Ich habe den Text jetzt erweitert und einige Fragen, die sich auch mir gestellt haben, zugefügt. Vielleicht ist er jetzt eigenständiger gegenüber der "Vorlage".

Liebe Grüße

Jobär

 

„…
O daß mein Sinn ein Abgrund wär’
und meine Seel’ ein weites Meer,
daß ich dich möchte fassen.“
Paul Gerhardt: Ich steh' an deiner Krippe hier​

Beim Ausverkauf sahen die Regale dort ebenso leer aus. Wollte Herr Cevioglu seinen Laden etwa schließen? Aber er wurde doch gebraucht. Es gab sonst nur noch den Supermarkt.
Für einen winzigen Augenblick leuchtet hier eine andere Gefahr für den kleinen Einzelhändler mit oder ohne fremdländische Wurzeln auf, die das Marktgebaren als den Fischteich aufzeigt, in dem große Fische die kleineren fressen.

Nun kommt der auch noch,

lieber jobär,

dem Deine kleine Geschichte durchaus gefällt. Aber denken wir die Geschichte noch weiter, bis zurück in Aberglaube, Mythos und Historik: „Io“, Tochter eines griechischen Flussgottes, war Priesterin der Hera. Zeus, lockerer Geselle & Hallodri, der er war, nahm die Priesterin zur Geliebten, was wiederum Eifersucht bei der olympischen Chefin erregte. Die Priesterin floh vor dem Hausdrachen nach Ägypten.

Nach griechischer Auffassung wurde Io dort als „Isis“ verehrt. Die personifizierte den Thron Ägyptens – was schon die historischen Verdrehungen offenbart - Isis wird also einiges älter sein, als die Hellenen mit Io sich träumen ließen.

Als Gemahl des Osiris wurde sie Mutter des Horus.

Was das soll?, fragt sich der geneigte Leser; nun: Mit dem Horuskind wird sie in wenigen Tagen mit der Wintersonnenwende gefeiert, da die Tage nun wieder um je einen Hahnenschrei länger werden (man beachte die Nähe zur Ostergeschichte und der Leugnung Petrys) - hierzulande in jedem ordentlichen Wohnzimmer auftauchen, auf oder bei jedem Altar stehen und in Krippenspielen verherrlicht. Mit dem Horuskind ist sie Vorbild für Madonnendarstellungen, heißt nun nicht mehr Isis oder Io, sondern „Miriam/Maria“, Horus „Jesus/Jeshua“.

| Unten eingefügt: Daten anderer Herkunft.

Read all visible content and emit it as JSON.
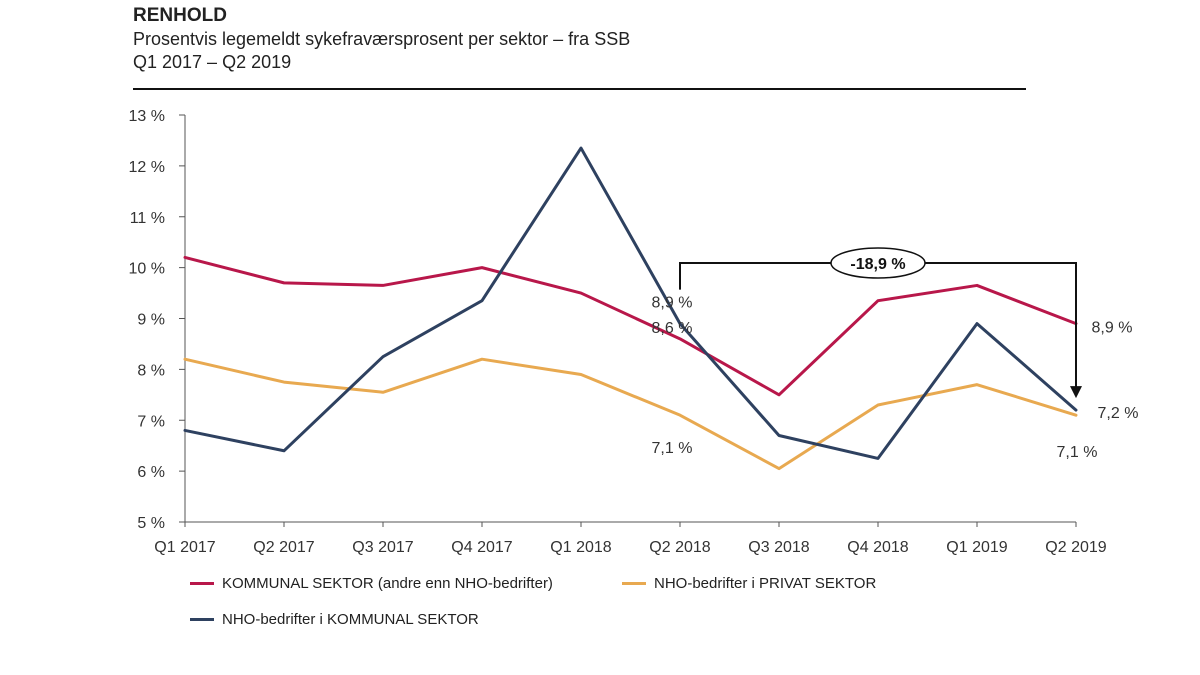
{
  "chart_data": {
    "type": "line",
    "title": "RENHOLD",
    "subtitle": "Prosentvis legemeldt sykefraværsprosent per sektor – fra SSB",
    "period": "Q1 2017 – Q2 2019",
    "categories": [
      "Q1 2017",
      "Q2 2017",
      "Q3 2017",
      "Q4 2017",
      "Q1 2018",
      "Q2 2018",
      "Q3 2018",
      "Q4 2018",
      "Q1 2019",
      "Q2 2019"
    ],
    "ylim": [
      5,
      13
    ],
    "yticks": [
      {
        "value": 5,
        "label": "5 %"
      },
      {
        "value": 6,
        "label": "6 %"
      },
      {
        "value": 7,
        "label": "7 %"
      },
      {
        "value": 8,
        "label": "8 %"
      },
      {
        "value": 9,
        "label": "9 %"
      },
      {
        "value": 10,
        "label": "10 %"
      },
      {
        "value": 11,
        "label": "11 %"
      },
      {
        "value": 12,
        "label": "12 %"
      },
      {
        "value": 13,
        "label": "13 %"
      }
    ],
    "series": [
      {
        "name": "KOMMUNAL SEKTOR (andre enn NHO-bedrifter)",
        "color": "#B8174A",
        "values": [
          10.2,
          9.7,
          9.65,
          10.0,
          9.5,
          8.6,
          7.5,
          9.35,
          9.65,
          8.9
        ]
      },
      {
        "name": "NHO-bedrifter i PRIVAT SEKTOR",
        "color": "#E8A950",
        "values": [
          8.2,
          7.75,
          7.55,
          8.2,
          7.9,
          7.1,
          6.05,
          7.3,
          7.7,
          7.1
        ]
      },
      {
        "name": "NHO-bedrifter i KOMMUNAL SEKTOR",
        "color": "#2E4160",
        "values": [
          6.8,
          6.4,
          8.25,
          9.35,
          12.35,
          8.9,
          6.7,
          6.25,
          8.9,
          7.2
        ]
      }
    ],
    "data_labels": [
      {
        "text": "8,9 %",
        "series": 2,
        "index": 5
      },
      {
        "text": "8,6 %",
        "series": 0,
        "index": 5
      },
      {
        "text": "7,1 %",
        "series": 1,
        "index": 5
      },
      {
        "text": "8,9 %",
        "series": 0,
        "index": 9
      },
      {
        "text": "7,2 %",
        "series": 2,
        "index": 9
      },
      {
        "text": "7,1 %",
        "series": 1,
        "index": 9
      }
    ],
    "annotation": {
      "text": "-18,9 %",
      "from_index": 5,
      "to_index": 9
    }
  }
}
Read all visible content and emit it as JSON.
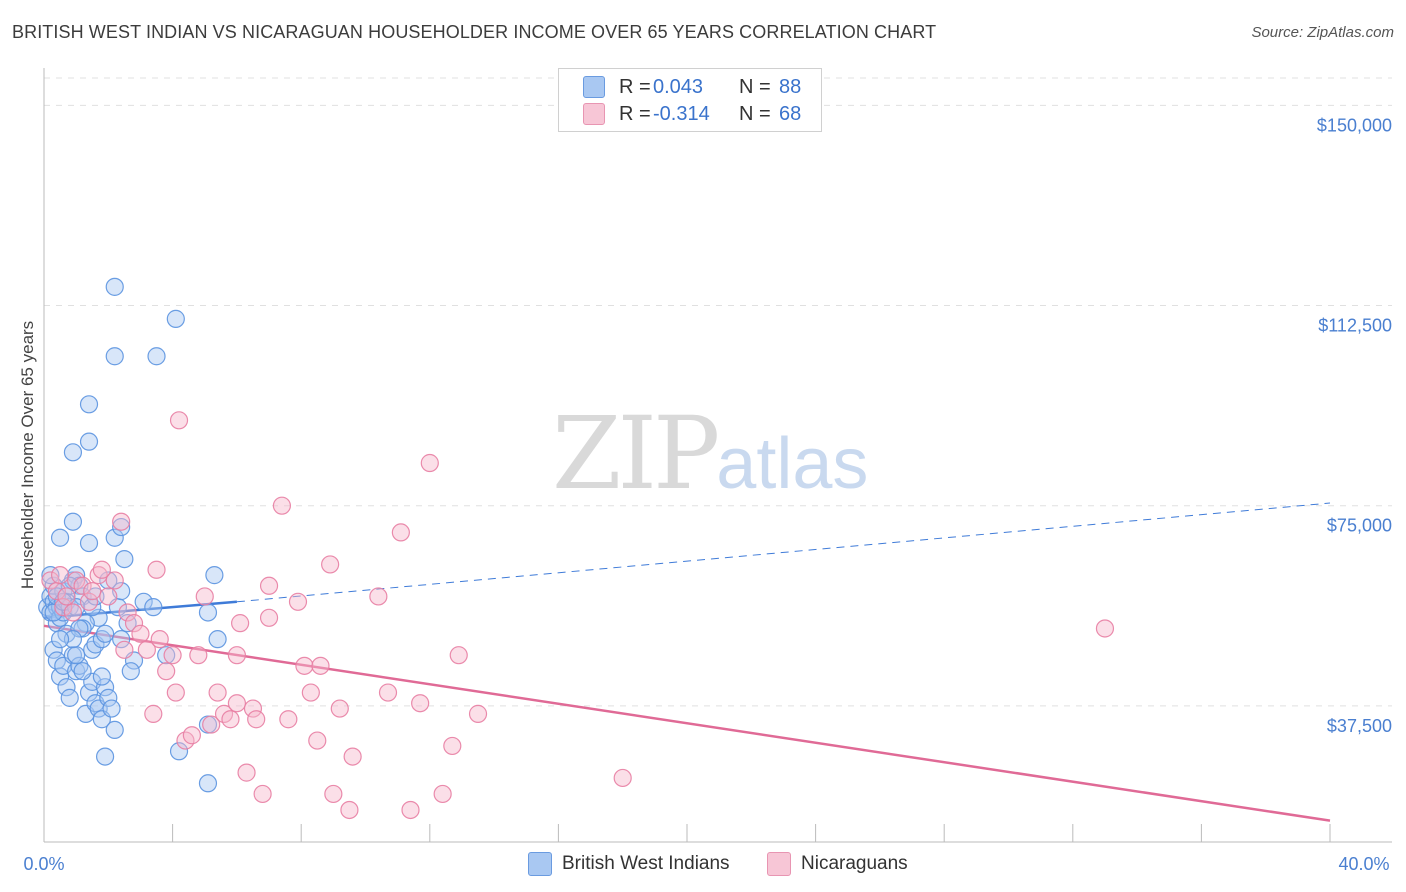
{
  "title": "BRITISH WEST INDIAN VS NICARAGUAN HOUSEHOLDER INCOME OVER 65 YEARS CORRELATION CHART",
  "source": "Source: ZipAtlas.com",
  "watermark": {
    "zip": "ZIP",
    "atlas": "atlas"
  },
  "legend": {
    "rows": [
      {
        "r_label": "R =",
        "r_value": "0.043",
        "n_label": "N =",
        "n_value": "88",
        "color": "#a9c8f2"
      },
      {
        "r_label": "R =",
        "r_value": "-0.314",
        "n_label": "N =",
        "n_value": "68",
        "color": "#f7b8cd"
      }
    ]
  },
  "bottom_legend": [
    {
      "label": "British West Indians",
      "color": "#a9c8f2"
    },
    {
      "label": "Nicaraguans",
      "color": "#f7b8cd"
    }
  ],
  "chart_data": {
    "type": "scatter",
    "title": "BRITISH WEST INDIAN VS NICARAGUAN HOUSEHOLDER INCOME OVER 65 YEARS CORRELATION CHART",
    "xlabel": "",
    "ylabel": "Householder Income Over 65 years",
    "xlim": [
      0,
      40
    ],
    "ylim": [
      12000,
      157000
    ],
    "x_tick_labels": {
      "left": "0.0%",
      "right": "40.0%"
    },
    "y_ticks": [
      {
        "value": 150000,
        "label": "$150,000"
      },
      {
        "value": 112500,
        "label": "$112,500"
      },
      {
        "value": 75000,
        "label": "$75,000"
      },
      {
        "value": 37500,
        "label": "$37,500"
      }
    ],
    "series": [
      {
        "name": "British West Indians",
        "color": "#5b93e0",
        "fill": "#a9c8f2",
        "trend": {
          "x0": 0,
          "y0": 54000,
          "x1": 6,
          "y1": 57000,
          "dashed_to_x": 40,
          "dashed_to_y": 75500,
          "line_color": "#3f7bd8"
        },
        "points": [
          [
            0.1,
            56
          ],
          [
            0.2,
            58
          ],
          [
            0.2,
            55
          ],
          [
            0.3,
            57
          ],
          [
            0.3,
            60
          ],
          [
            0.4,
            56
          ],
          [
            0.4,
            53
          ],
          [
            0.5,
            54
          ],
          [
            0.5,
            56
          ],
          [
            0.6,
            59
          ],
          [
            0.6,
            55
          ],
          [
            0.7,
            57
          ],
          [
            0.8,
            56
          ],
          [
            0.9,
            61
          ],
          [
            1.0,
            62
          ],
          [
            1.1,
            60
          ],
          [
            1.2,
            58
          ],
          [
            0.3,
            48
          ],
          [
            0.4,
            46
          ],
          [
            0.5,
            43
          ],
          [
            0.6,
            45
          ],
          [
            0.7,
            41
          ],
          [
            0.8,
            39
          ],
          [
            0.9,
            47
          ],
          [
            1.0,
            44
          ],
          [
            1.1,
            45
          ],
          [
            1.3,
            36
          ],
          [
            1.4,
            40
          ],
          [
            1.5,
            42
          ],
          [
            1.6,
            38
          ],
          [
            1.7,
            37
          ],
          [
            1.8,
            35
          ],
          [
            1.9,
            41
          ],
          [
            2.0,
            39
          ],
          [
            2.1,
            37
          ],
          [
            2.2,
            33
          ],
          [
            1.5,
            48
          ],
          [
            1.6,
            49
          ],
          [
            1.7,
            54
          ],
          [
            1.8,
            50
          ],
          [
            1.9,
            51
          ],
          [
            2.3,
            56
          ],
          [
            2.4,
            50
          ],
          [
            2.6,
            53
          ],
          [
            2.8,
            46
          ],
          [
            3.1,
            57
          ],
          [
            3.4,
            56
          ],
          [
            3.8,
            47
          ],
          [
            4.2,
            29
          ],
          [
            5.1,
            55
          ],
          [
            5.3,
            62
          ],
          [
            5.4,
            50
          ],
          [
            0.5,
            69
          ],
          [
            0.9,
            72
          ],
          [
            1.4,
            68
          ],
          [
            2.2,
            69
          ],
          [
            2.5,
            65
          ],
          [
            2.4,
            71
          ],
          [
            0.9,
            85
          ],
          [
            1.4,
            87
          ],
          [
            1.4,
            94
          ],
          [
            2.2,
            103
          ],
          [
            2.2,
            116
          ],
          [
            3.5,
            103
          ],
          [
            4.1,
            110
          ],
          [
            1.9,
            28
          ],
          [
            5.1,
            23
          ],
          [
            0.7,
            51
          ],
          [
            1.0,
            47
          ],
          [
            1.3,
            53
          ],
          [
            0.2,
            62
          ],
          [
            0.3,
            55
          ],
          [
            0.4,
            58
          ],
          [
            0.6,
            57
          ],
          [
            0.8,
            60
          ],
          [
            1.0,
            56
          ],
          [
            1.2,
            52
          ],
          [
            1.5,
            56
          ],
          [
            2.0,
            61
          ],
          [
            2.4,
            59
          ],
          [
            1.1,
            52
          ],
          [
            1.6,
            58
          ],
          [
            0.9,
            50
          ],
          [
            0.5,
            50
          ],
          [
            1.2,
            44
          ],
          [
            1.8,
            43
          ],
          [
            2.7,
            44
          ],
          [
            5.1,
            34
          ]
        ]
      },
      {
        "name": "Nicaraguans",
        "color": "#e87ea3",
        "fill": "#f7b8cd",
        "trend": {
          "x0": 0,
          "y0": 52500,
          "x1": 40,
          "y1": 16000,
          "line_color": "#e06a96"
        },
        "points": [
          [
            0.2,
            61
          ],
          [
            0.4,
            59
          ],
          [
            0.5,
            62
          ],
          [
            0.6,
            56
          ],
          [
            0.7,
            58
          ],
          [
            0.9,
            55
          ],
          [
            1.0,
            61
          ],
          [
            1.2,
            60
          ],
          [
            1.4,
            57
          ],
          [
            1.5,
            59
          ],
          [
            1.7,
            62
          ],
          [
            2.0,
            58
          ],
          [
            2.2,
            61
          ],
          [
            2.4,
            72
          ],
          [
            2.6,
            55
          ],
          [
            2.8,
            53
          ],
          [
            3.0,
            51
          ],
          [
            3.2,
            48
          ],
          [
            3.5,
            63
          ],
          [
            3.6,
            50
          ],
          [
            3.8,
            44
          ],
          [
            4.0,
            47
          ],
          [
            4.1,
            40
          ],
          [
            4.2,
            91
          ],
          [
            4.4,
            31
          ],
          [
            4.6,
            32
          ],
          [
            4.8,
            47
          ],
          [
            5.0,
            58
          ],
          [
            5.2,
            34
          ],
          [
            5.4,
            40
          ],
          [
            5.6,
            36
          ],
          [
            5.8,
            35
          ],
          [
            6.0,
            47
          ],
          [
            6.0,
            38
          ],
          [
            6.1,
            53
          ],
          [
            6.3,
            25
          ],
          [
            6.5,
            37
          ],
          [
            6.6,
            35
          ],
          [
            6.8,
            21
          ],
          [
            7.0,
            54
          ],
          [
            7.0,
            60
          ],
          [
            7.4,
            75
          ],
          [
            7.6,
            35
          ],
          [
            7.9,
            57
          ],
          [
            8.1,
            45
          ],
          [
            8.3,
            40
          ],
          [
            8.5,
            31
          ],
          [
            8.6,
            45
          ],
          [
            8.9,
            64
          ],
          [
            9.0,
            21
          ],
          [
            9.2,
            37
          ],
          [
            9.5,
            18
          ],
          [
            9.6,
            28
          ],
          [
            10.4,
            58
          ],
          [
            10.7,
            40
          ],
          [
            11.1,
            70
          ],
          [
            11.4,
            18
          ],
          [
            11.7,
            38
          ],
          [
            12.0,
            83
          ],
          [
            12.4,
            21
          ],
          [
            12.7,
            30
          ],
          [
            12.9,
            47
          ],
          [
            13.5,
            36
          ],
          [
            18.0,
            24
          ],
          [
            33.0,
            52
          ],
          [
            3.4,
            36
          ],
          [
            2.5,
            48
          ],
          [
            1.8,
            63
          ]
        ]
      }
    ]
  }
}
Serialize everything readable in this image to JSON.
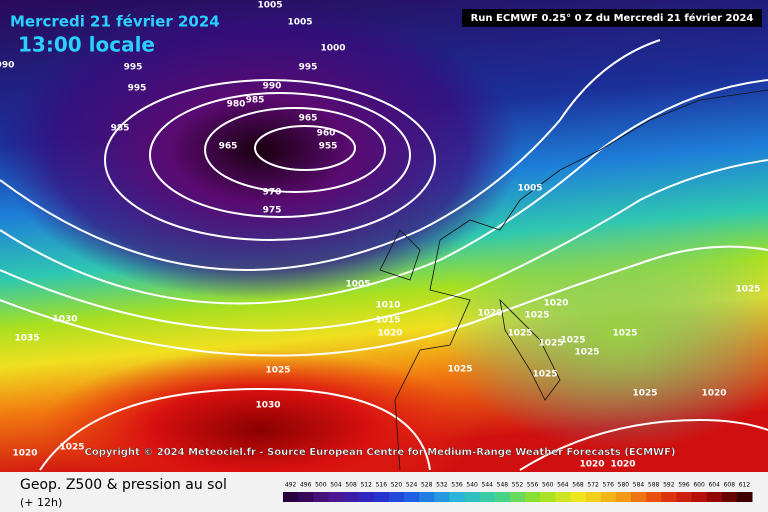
{
  "header": {
    "date": "Mercredi 21 février 2024",
    "time": "13:00 locale",
    "run": "Run ECMWF 0.25° 0 Z du Mercredi 21 février 2024"
  },
  "copyright": "Copyright © 2024 Meteociel.fr - Source European Centre for Medium-Range Weather Forecasts (ECMWF)",
  "footer": {
    "title": "Geop. Z500 & pression au sol",
    "lead": "(+ 12h)"
  },
  "colorbar": {
    "labels": [
      492,
      496,
      500,
      504,
      508,
      512,
      516,
      520,
      524,
      528,
      532,
      536,
      540,
      544,
      548,
      552,
      556,
      560,
      564,
      568,
      572,
      576,
      580,
      584,
      588,
      592,
      596,
      600,
      604,
      608,
      612
    ]
  },
  "isobar_labels": [
    "1005",
    "1005",
    "1000",
    "995",
    "995",
    "995",
    "990",
    "990",
    "985",
    "980",
    "985",
    "965",
    "965",
    "960",
    "955",
    "970",
    "975",
    "1005",
    "1005",
    "1010",
    "1015",
    "1020",
    "1030",
    "1035",
    "1025",
    "1030",
    "1020",
    "1025",
    "1020",
    "1020",
    "1025",
    "1025",
    "1025",
    "1025",
    "1025",
    "1025",
    "1025",
    "1025",
    "1025",
    "1025",
    "1020",
    "1020",
    "1020"
  ]
}
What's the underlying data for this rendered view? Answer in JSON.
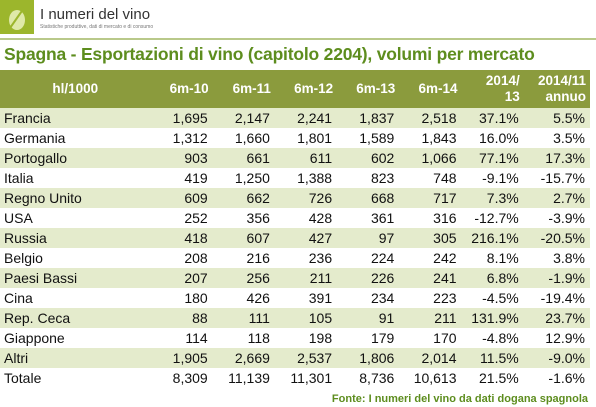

Die christliche Ikonographie müsste jedem ordentlichen Rassisten/Antisemiten den Puls höher treiben, denn schon kurz nach der Zeitenwende brachten römische Eroberer in ihrem Gepäck auch den Mithraskult an den Rhein und wir gedenken heute noch, wenn auch verschwiegen und mit dem Horuskult verwoben, der persischen Erlösungsgottheit, welche die Finsternis überwindet (und zudem auf dem indischen Subkontinent Vertrag und Recht gehütet hat).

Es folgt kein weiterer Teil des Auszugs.